TSLA stock surged after Donald Trump’s re-election, with expectations that policies favorable to the electric vehicle industry would be implemented. Additionally, many investors view Tesla as an indirect opportunity to gain exposure to SpaceX. In Q3 2024, Tesla reported earnings of $0.62 per share, surpassing Wall Street’s forecast of $0.51. Although the company’s revenue fell short of expectations ($25.18 billion), Tesla’s gross margin improved to 19.8%, indicating stability and the potential for sustainable growth in the future.

7. Amazon.com, Inc. (NASDAQ: AMZN)

  • AMZN stock price (change after 1 year): $217.56 (+40.54%)
  • 1-year stock price prediction for AMZN: $228.77 (+2.36%)

Amazon, a leader in e-commerce, cloud computing, and digital entertainment, has maintained impressive revenue growth for many years, especially with over 200 million loyal Prime members. Recently, Amazon expanded its empire by acquiring One Medical, entering the rapidly growing healthcare market.

Amazon.com, Inc. (NASDAQ: AMZN) (internet)

Amazon’s advertising segment is thriving, with a 26% increase in revenue in Q4 2023 compared to the previous year. The implementation of advertising on Prime Video is expected to further boost this high-margin revenue source. AWS (Amazon Web Services) remains a key revenue driver, with forecasts predicting an additional $20 billion in revenue by 2025.

Many analysts are optimistic about Amazon’s prospects, with some raising the company’s stock price target to $270, suggesting a growth potential of 23%. In summary, Amazon holds significant long-term potential, particularly if it continues to maintain its dominant position in the e-commerce industry.

8. Nvidia Corporation (NASDAQ: NVDA)

  • NVDA stock price (change after 1 year): $131.65 (+140.41%)
  • 1-year stock price prediction for NVDA: $110.29 (-19.24%)

Nvidia is the world’s leading provider of graphic processors for gaming, artificial intelligence (AI), and data centers. The company has sustained strong revenue growth for years, delivering impressive stock prices for investors, while maintaining a large loyal customer base including gamers, developers, and cloud service providers. Nvidia also has a diverse portfolio, including ventures in automotive, healthcare, and edge computing, making NVDA stock one of the top growth investment options.

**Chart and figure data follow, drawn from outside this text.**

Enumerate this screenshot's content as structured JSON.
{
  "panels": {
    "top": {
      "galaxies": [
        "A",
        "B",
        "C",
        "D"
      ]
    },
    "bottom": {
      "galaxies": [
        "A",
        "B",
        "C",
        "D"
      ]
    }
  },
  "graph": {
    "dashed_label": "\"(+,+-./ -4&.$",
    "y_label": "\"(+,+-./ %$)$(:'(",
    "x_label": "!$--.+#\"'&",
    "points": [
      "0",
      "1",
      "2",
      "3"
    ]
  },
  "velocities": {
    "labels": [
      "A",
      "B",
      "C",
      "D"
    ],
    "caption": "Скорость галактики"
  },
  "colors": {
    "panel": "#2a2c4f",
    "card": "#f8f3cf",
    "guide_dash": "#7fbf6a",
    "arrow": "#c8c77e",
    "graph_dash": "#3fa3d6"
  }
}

Experts expect Nvidia to report earnings per share (EPS) of $0.73 in its next earnings report, a significant leap from $0.40 in the same period last year. The surge in interest in AI, especially from OpenAI’s ChatGPT, has driven NVDA stock price up by 140% in the last 12 months.

Nvidia also reported a 30% increase in revenue in its most recent quarter, driven by high demand for AI-specific GPUs. Strategic partners such as Microsoft, Alphabet, and Meta Platforms have placed large orders for the company’s Blackwell chips, reinforcing Nvidia’s crucial role in the AI sector. However, it’s important to note that NVDA stock has outperformed in recent years, which may make the current stock price higher than its fair value.

Investing in these promising stocks not only helps optimize profits but also minimizes long-term risk. Carefully consider your options and keep an eye on the market to maximize investment opportunities in 2025.